È una mattinata di tarda primavera, e la partenza dalla stazione di Bologna con destinazione Rimini, ho uno zaino pesante da dieci chili sulle spalle e le gambe che sostengono il corpo, i talloni toccano terra, la testa il cielo, e così si parte con il primo passo, poi un altro ancora.

Arrivata a Rimini subito mi dirigo verso Piazzale Fellini: da qui inizia una lunga striscia di asfalto piatta, con rare curve. Sono all’interno del parco, di fronte ad una grande scultura che riproduce una enorme macchina fotografica chiamata ‘Fellinia’, realizzata a mano nel 1948 dallo scultore e fotografo di Pennabilli Elio Guerra. Penso che possa essere un buon viatico. Scorrono di fronte a me scene immaginarie di “Amarcord”: è la Rimini dei ricordi giovanili del regista, “una dimensione della memoria” come la definiva. La città del film fa infatti parte di una dimensione onirica, penso mentre rallento un po’, prendo fiato, e poi mi dirigo verso il Ponte di Tiberio, un ponte romano che dal 1885 è monumento nazionale. È l’emblema della città e il primo tratto della via Emilia, lo attraverso mentre scatto qualche fotografia, da qui cambia la mia prospettiva: questo ponte fatto di mattoni di marmo grigio e pietra d’Istria sembra così lungo da non finire più, si sviluppa in cinque arcate, con la corrente del fiume Marecchia che scorre sotto.

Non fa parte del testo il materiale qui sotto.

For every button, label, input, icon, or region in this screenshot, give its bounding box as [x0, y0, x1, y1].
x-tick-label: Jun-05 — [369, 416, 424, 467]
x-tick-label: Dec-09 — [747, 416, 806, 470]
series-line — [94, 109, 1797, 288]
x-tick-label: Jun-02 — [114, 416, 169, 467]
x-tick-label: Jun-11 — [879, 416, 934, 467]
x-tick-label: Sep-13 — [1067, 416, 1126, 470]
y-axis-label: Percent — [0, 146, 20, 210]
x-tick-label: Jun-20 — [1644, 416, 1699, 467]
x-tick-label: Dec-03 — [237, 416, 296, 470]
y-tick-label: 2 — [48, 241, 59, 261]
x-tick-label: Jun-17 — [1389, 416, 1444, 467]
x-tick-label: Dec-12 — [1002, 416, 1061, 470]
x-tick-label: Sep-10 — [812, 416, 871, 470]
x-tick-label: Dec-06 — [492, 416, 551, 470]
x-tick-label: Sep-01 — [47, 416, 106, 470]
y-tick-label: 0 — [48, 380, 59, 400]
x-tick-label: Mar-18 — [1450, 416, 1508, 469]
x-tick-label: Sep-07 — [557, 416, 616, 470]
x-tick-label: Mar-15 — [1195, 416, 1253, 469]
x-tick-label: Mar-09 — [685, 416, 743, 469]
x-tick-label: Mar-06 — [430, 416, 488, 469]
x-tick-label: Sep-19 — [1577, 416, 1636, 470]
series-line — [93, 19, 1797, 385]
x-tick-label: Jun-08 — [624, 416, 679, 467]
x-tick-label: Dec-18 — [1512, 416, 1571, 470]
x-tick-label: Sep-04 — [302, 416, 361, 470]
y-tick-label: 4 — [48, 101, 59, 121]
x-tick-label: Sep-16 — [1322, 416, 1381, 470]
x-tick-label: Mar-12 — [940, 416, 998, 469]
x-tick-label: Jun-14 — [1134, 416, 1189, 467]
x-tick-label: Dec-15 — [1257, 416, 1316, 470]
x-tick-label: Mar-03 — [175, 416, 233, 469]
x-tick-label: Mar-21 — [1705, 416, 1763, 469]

La materia del camminare riguarda il modo in cui attribuiamo significati particolari ad atti universali, simile al mangiare, dormire o respirare, la storia del camminare fa parte della storia dell’immaginazione e della cultura, della libertà e di significati che vengono perseguiti in tempi diversi da differenti tipi di camminare o di camminatori”: lo dice Rebecca Solnit. Condivido. Intanto, continuo a camminare a nord di Rimini. Lungo la strada entro in una vecchia barbieria dove lo chauffeur sta tagliando i capelli a un tizio grassoccio, seduto sulla poltrona come un papa e, successivamente, mi impressiona una vecchia edicola stipata di giornali sparsi ovunque. Penso a quanto disordine ci sia e contemporaneamente provo un grande fascino, resto a fissarla per qualche minuto prima di incamminarmi di nuovo e chiedere informazioni a un signore che ha appena acquistato il quotidiano, il quale con voce rauca inizia a parlarmi.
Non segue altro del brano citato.